Depends on how shitty your porting with the die grinder was ;). You can go through one in 30 mins maybe, but it's been a while so I might be off a tad bit there. They cost me $8 at the local hardware store, but you can get generics dirt cheap online. Just google "dremel flap wheel". They cost under $2/ea but shipping is probably going to affect that. I used 4 or 5 to do preliminary finishing on my turbine, O2 and mani. Doesn't do much but knock off the soot on the O2 and mani, though.

SO HOW FAR U WENT ON THE DIE
 
I used a harbor freight electric die grinder, double-cut cylinder-ball-end bur (1" cut length, 1/2" diameter, 1/4"x2" shank, then a dremel tool with 80 grit flap wheel, then 120, 210, 400, 600 dry and 600 wet sandpaper.

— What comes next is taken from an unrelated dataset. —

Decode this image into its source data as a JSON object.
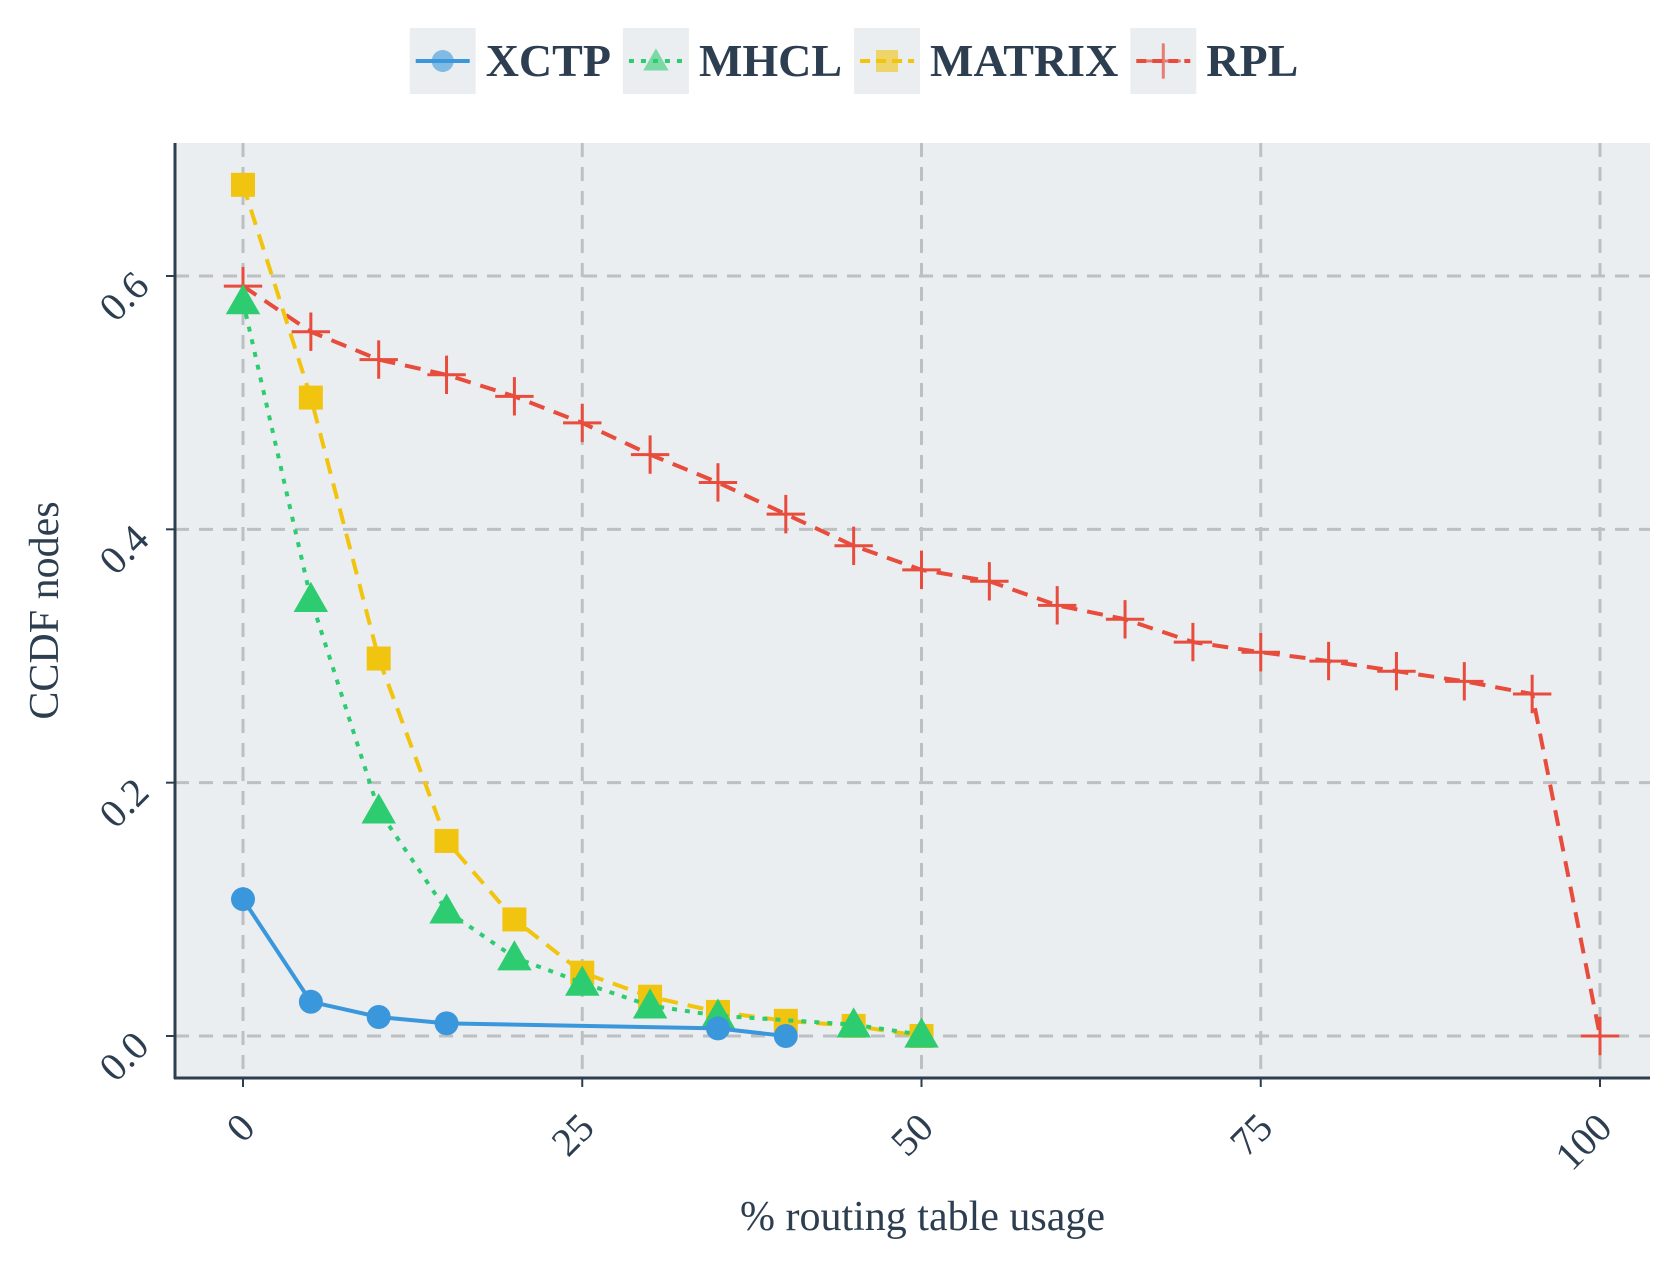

OK I GOT THAT.......I NEVER WANT TO MESS WITH THE TURBO BUT IM GOING TO A EVO16G SO I WILL DO THAT TO IT
 
By the way, the OP was running open downpipe... hence all the creep :p

I touched up the last port job and concentrated on the wall leading to the wastegate and passage. In 2nd it would creep to around 16 psi near redline but throughout the night it would fluctuate. All of this still running open 3" downpipe, I have a headache :) With the rest of the exhaust put on I'm confident to say there should be no creep, at least not past stock boost. If it does, another wastegate will go under the knife.